È trascorso ormai un anno da quando l’oppositore russo Alexey Navalny venne arrestato al rientro in Russia dalla Germania, dove ricevette le cure a causa di un avvelenamento da agente nervino, avvenuto nell’estate 2020, il cui sospetto ricade sull’Intelligence del Cremlino.
Da allora sta scontando in un carcere di massima sicurezza una condanna a due anni e cinque mesi per un verdetto che la stessa UE ha definito come politicamente motivato. Una vera e propria campagna di repressione è stata messa in atto, negli ultimi 12 mesi, dalle autorità russe contro il leader dell’opposizione. Con lui anche i suoi sostenitori sono vittime di abusi di potere, ai quali sono stati distrutti i diritti alla libertà di espressione e di associazione. I collaboratori di Navalny si vedono costretti anche a difendersi da accuse montate ad hoc e altri scontano già in prigione delle pene infondate.
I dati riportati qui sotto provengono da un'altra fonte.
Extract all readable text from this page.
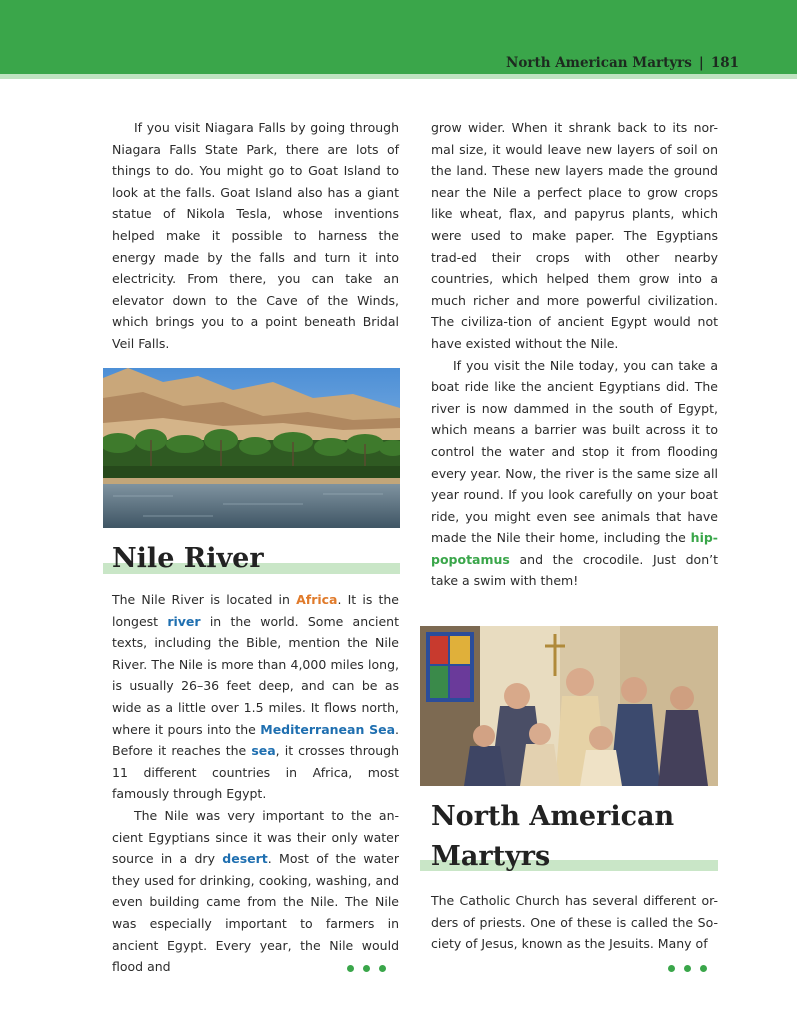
North American Martyrs | 181

If you visit Niagara Falls by going through Niagara Falls State Park, there are lots of things to do. You might go to Goat Island to look at the falls. Goat Island also has a giant statue of Nikola Tesla, whose inventions helped make it possible to harness the energy made by the falls and turn it into electricity. From there, you can take an elevator down to the Cave of the Winds, which brings you to a point beneath Bridal Veil Falls.

Nile River

The Nile River is located in Africa. It is the longest river in the world. Some ancient texts, including the Bible, mention the Nile River. The Nile is more than 4,000 miles long, is usually 26–36 feet deep, and can be as wide as a little over 1.5 miles. It flows north, where it pours into the Mediterranean Sea. Before it reaches the sea, it crosses through 11 different countries in Africa, most famously through Egypt.

The Nile was very important to the an-cient Egyptians since it was their only water source in a dry desert. Most of the water they used for drinking, cooking, washing, and even building came from the Nile. The Nile was especially important to farmers in ancient Egypt. Every year, the Nile would flood and

grow wider. When it shrank back to its nor-mal size, it would leave new layers of soil on the land. These new layers made the ground near the Nile a perfect place to grow crops like wheat, flax, and papyrus plants, which were used to make paper. The Egyptians trad-ed their crops with other nearby countries, which helped them grow into a much richer and more powerful civilization. The civiliza-tion of ancient Egypt would not have existed without the Nile.

If you visit the Nile today, you can take a boat ride like the ancient Egyptians did. The river is now dammed in the south of Egypt, which means a barrier was built across it to control the water and stop it from flooding every year. Now, the river is the same size all year round. If you look carefully on your boat ride, you might even see animals that have made the Nile their home, including the hip-popotamus and the crocodile. Just don’t take a swim with them!

North American
Martyrs

The Catholic Church has several different or-ders of priests. One of these is called the So-ciety of Jesus, known as the Jesuits. Many of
Il leader tuttavia non si piega al Cremlino e continua a perorare la sua causa anche dal carcere, da dove, sui suoi social network, scrive in un post: “Non sono riuscito a fare un solo passo nel mio paese da uomo libero. Sono stato arrestato persino prima del controllo alla frontiera. Dopo aver scontato il mio primo anno di prigione, voglio dire a tutti esattamente quello che ho gridato a coloro che si erano radunati fuori dal tribunale quando una scorta mi ha portato a un furgone della polizia: non abbiate paura di niente. Questo è il nostro paese e non ne abbiamo un altro”.
L’appoggio nei confronti dell’oppositore arriva anche in questi giorni da Bruxelles dove l’Unione Europea chiede alla Russia il rilascio immediato di Alexey Navalny, rispettando la misura provvisoria concessa dalla Corte europea dei diritti dell’uomo per quanto riguarda la natura e la portata del rischio per la vita di Navalny.
Il rischio tuttavia, secondo Amnesty International, è che il dissidente russo debba scontare altri quindici anni qualora venisse ritenuto colpevole di altre “false accuse”.